Robert hielt die Armbrust mit den Holzpflöcken bereits schussbereit in den Händen. „Ich schätze, früher oder später werden wir noch ein paar von den Biestern niedermetzeln müssen!“

„Hoffen wir, dass sie uns erstmal nicht bemerken!“

„Glaubst du das?“

„Ich hoffe immer das Beste. Aber es geht mir wie dem Gnom - es kommt immer anders, als ich gedacht habe. Aber ehrlich gesagt gehörte Wahrsagerin bis jetzt auch nicht zu meinen Berufswünschen!“

*

Das erste, was Robert und Brenda in dem Dorf auffiel war, dass die Fenster und Türen der Häuser regelrecht verrammelt waren.

„Sieh nur – Kreuze und Knoblauchzehen an den jeder Tür und jedem Fenster“, stellte Brenda fest.

„Die Vampire sehen zwar ein bisschen ekeliger aus als im Kino, aber dafür scheinen sie auf dieselben Dinge zu reagieren, wie wir das aus unserer Realität gewohnt sind.“

„Aber endgültig besiegen ließen sich die Bestien dort auch nicht“, gab Brenda zu bedenken. „Denn sonst wären all diese Vorsichtsmaßnahmen gar nicht nötig…“

Die beiden blieben vor einem Haus stehen, das deutlich größer war als die anderen. „Shadow Inn“ stand über der Tür in verwitterten Lettern.

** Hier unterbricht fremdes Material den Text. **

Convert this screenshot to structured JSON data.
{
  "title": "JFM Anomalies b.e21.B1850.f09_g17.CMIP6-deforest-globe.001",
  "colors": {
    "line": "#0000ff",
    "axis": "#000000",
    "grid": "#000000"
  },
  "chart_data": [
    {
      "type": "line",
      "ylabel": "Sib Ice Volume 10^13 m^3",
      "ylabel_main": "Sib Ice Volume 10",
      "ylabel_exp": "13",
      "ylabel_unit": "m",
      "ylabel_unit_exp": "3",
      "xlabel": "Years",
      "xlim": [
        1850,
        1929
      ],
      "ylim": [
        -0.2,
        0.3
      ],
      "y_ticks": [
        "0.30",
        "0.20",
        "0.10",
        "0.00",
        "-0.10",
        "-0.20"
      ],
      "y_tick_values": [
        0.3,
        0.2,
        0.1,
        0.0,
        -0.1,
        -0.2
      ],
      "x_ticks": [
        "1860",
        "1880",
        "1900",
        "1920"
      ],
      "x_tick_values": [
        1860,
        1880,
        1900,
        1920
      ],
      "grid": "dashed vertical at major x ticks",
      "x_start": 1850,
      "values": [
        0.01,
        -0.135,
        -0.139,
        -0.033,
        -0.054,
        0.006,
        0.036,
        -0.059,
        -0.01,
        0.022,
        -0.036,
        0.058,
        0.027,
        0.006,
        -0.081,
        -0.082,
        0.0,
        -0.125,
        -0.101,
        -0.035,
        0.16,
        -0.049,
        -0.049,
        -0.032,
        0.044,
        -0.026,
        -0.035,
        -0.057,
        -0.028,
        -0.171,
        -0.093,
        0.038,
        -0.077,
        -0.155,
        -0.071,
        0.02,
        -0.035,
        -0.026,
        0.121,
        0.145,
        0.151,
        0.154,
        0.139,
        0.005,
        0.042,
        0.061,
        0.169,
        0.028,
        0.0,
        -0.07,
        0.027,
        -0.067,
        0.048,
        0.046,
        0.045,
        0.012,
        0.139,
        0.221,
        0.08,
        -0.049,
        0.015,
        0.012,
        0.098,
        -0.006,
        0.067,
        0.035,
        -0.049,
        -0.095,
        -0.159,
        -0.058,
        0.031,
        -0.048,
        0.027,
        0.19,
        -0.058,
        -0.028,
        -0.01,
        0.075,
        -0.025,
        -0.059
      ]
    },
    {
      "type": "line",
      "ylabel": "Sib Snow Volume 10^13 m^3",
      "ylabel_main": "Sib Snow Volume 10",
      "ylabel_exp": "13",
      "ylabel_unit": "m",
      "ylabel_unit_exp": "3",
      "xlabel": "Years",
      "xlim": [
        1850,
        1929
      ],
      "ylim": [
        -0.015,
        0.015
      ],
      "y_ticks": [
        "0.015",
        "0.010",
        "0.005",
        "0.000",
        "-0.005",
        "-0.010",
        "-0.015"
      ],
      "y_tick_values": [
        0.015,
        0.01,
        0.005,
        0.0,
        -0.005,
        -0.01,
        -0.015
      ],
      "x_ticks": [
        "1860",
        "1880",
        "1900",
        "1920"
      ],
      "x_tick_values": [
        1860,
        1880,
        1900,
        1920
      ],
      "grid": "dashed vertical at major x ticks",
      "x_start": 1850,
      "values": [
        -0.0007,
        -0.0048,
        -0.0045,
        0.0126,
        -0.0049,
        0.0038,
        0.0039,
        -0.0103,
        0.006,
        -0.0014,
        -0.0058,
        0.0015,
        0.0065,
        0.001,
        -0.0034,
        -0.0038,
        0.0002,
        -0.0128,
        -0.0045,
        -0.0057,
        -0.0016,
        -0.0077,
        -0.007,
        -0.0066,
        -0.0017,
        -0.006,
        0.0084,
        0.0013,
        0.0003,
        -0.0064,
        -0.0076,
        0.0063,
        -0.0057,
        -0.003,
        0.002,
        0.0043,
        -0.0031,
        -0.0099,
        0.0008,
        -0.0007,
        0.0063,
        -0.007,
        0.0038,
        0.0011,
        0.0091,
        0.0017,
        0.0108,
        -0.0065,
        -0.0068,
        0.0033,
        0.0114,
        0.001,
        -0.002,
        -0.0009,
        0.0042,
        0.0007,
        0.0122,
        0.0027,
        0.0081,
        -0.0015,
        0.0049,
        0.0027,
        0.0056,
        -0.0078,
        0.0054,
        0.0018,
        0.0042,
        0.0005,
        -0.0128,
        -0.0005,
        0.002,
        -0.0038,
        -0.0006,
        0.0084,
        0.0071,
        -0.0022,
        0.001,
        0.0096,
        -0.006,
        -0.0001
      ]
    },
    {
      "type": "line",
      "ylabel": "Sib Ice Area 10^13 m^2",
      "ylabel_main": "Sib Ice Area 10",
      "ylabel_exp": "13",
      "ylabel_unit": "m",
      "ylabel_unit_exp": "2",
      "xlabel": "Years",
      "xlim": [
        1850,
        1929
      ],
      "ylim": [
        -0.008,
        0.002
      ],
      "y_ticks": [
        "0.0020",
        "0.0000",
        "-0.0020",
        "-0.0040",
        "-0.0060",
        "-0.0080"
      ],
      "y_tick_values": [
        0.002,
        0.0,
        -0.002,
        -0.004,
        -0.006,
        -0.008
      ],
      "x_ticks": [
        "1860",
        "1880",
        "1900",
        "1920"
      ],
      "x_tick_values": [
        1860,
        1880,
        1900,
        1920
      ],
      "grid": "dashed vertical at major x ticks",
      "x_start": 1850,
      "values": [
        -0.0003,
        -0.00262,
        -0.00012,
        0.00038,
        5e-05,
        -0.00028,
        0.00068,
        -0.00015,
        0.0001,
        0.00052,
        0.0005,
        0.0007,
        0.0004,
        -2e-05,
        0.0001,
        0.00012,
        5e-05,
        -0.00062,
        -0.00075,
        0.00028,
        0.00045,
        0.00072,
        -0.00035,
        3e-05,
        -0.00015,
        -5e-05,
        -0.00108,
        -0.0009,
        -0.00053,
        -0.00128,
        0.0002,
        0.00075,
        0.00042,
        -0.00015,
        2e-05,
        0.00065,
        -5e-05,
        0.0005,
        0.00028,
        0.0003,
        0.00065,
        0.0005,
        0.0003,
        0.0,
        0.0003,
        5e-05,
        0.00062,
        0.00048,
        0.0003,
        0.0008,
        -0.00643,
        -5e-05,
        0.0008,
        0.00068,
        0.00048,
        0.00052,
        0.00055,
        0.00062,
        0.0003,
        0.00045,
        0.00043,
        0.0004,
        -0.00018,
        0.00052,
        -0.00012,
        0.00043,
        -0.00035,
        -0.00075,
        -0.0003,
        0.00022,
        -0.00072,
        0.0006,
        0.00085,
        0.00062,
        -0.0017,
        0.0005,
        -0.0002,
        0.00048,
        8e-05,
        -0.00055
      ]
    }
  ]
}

„Ein Gasthaus“, stellte Robert fest.

„Wir sollten uns dort vielleicht mal bemerkbar machen!“

„Du vergisst, dass wir keine zahlenden Gäste sind“, gab Robert zu bedenken. „Jedenfalls besitze ich keinerlei Geld in irgendeiner Währung, die hier Gültigkeit besitzen würde.“ Wie zum Beweis dieser Tatsache griff er sich in die Taschen seiner Cargo-Hose. Das Portemonnaie war immer noch dort. „Für meine letzten fünf Dollar habe ich dieses Spiel gekauft, wie du weißt. Aber als Zahlungsmittel dürften die hier wohl sehr unüblich sein!“

„Trotzdem“, beharrte Brenda. „Wenn es wirklich so ist, dass all diejenigen, die dieses Spiel schon gespielt haben, hier gewesen sind, sofern sie lange genug lebten, heißt das doch, dass es eine andere Möglichkeit geben muss, sich hier einzuquartieren.“

„Eine bestechende Logik, Brenda!“, erwiderte Robert ironisch.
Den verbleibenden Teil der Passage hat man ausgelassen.